Como é feito o diagnóstico e o tratamento?
A suspeita clínica surge do relato dos sintomas, mas a confirmação exige um exame específico. A polissonografia é o exame padrão-ouro e monitora respiração, oxigenação, atividade cerebral, batimentos cardíacos e movimentos durante uma noite inteira de sono.
Uma vez confirmado o diagnóstico, o tratamento é escolhido conforme a gravidade e a causa:
- CPAP: aparelho com máscara que fornece pressão positiva contínua nas vias aéreas, considerado o tratamento padrão para casos moderados a graves.
- Aparelhos intraorais: reposicionam a mandíbula e a língua durante o sono, indicados em casos leves a moderados.
- Perda de peso: reduz a gordura ao redor do pescoço e da garganta, aliviando a obstrução.
- Mudanças de hábito: evitar álcool e sedativos à noite e dormir de lado, seguindo orientações naturais para reduzir a apneia do sono.
- Cirurgia: indicada em casos específicos, com alterações anatômicas significativas.

Por que a apneia não pode ser ignorada?
A apneia obstrutiva do sono não é frescura, preguiça ou apenas sono ruim. Trata-se de uma condição médica com tratamento eficaz, que quando ignorada eleva o risco de hipertensão, infarto, arritmias, derrame e diabetes tipo 2, além de comprometer memória, humor e produtividade.
O diagnóstico precoce muda o curso da doença e devolve qualidade de vida. Muitos pacientes relatam melhora significativa da disposição e da saúde geral já nas primeiras semanas após o início do tratamento adequado, o que reforça a importância de não normalizar o cansaço crônico.
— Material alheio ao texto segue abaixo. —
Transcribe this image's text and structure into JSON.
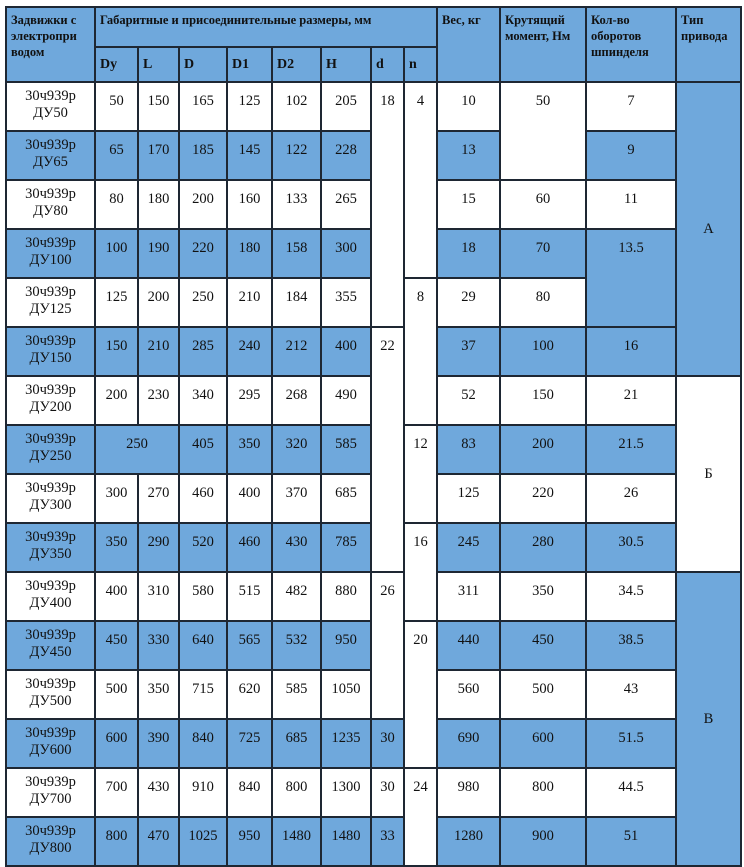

Se você identifica esses sinais em si ou em alguém próximo, procure a orientação de um pneumologista, otorrinolaringologista ou médico do sono, que poderá solicitar a polissonografia e definir o tratamento mais adequado ao seu caso.
Este conteúdo tem caráter meramente informativo e não substitui a avaliação, o diagnóstico ou o tratamento realizados por um profissional de saúde qualificado.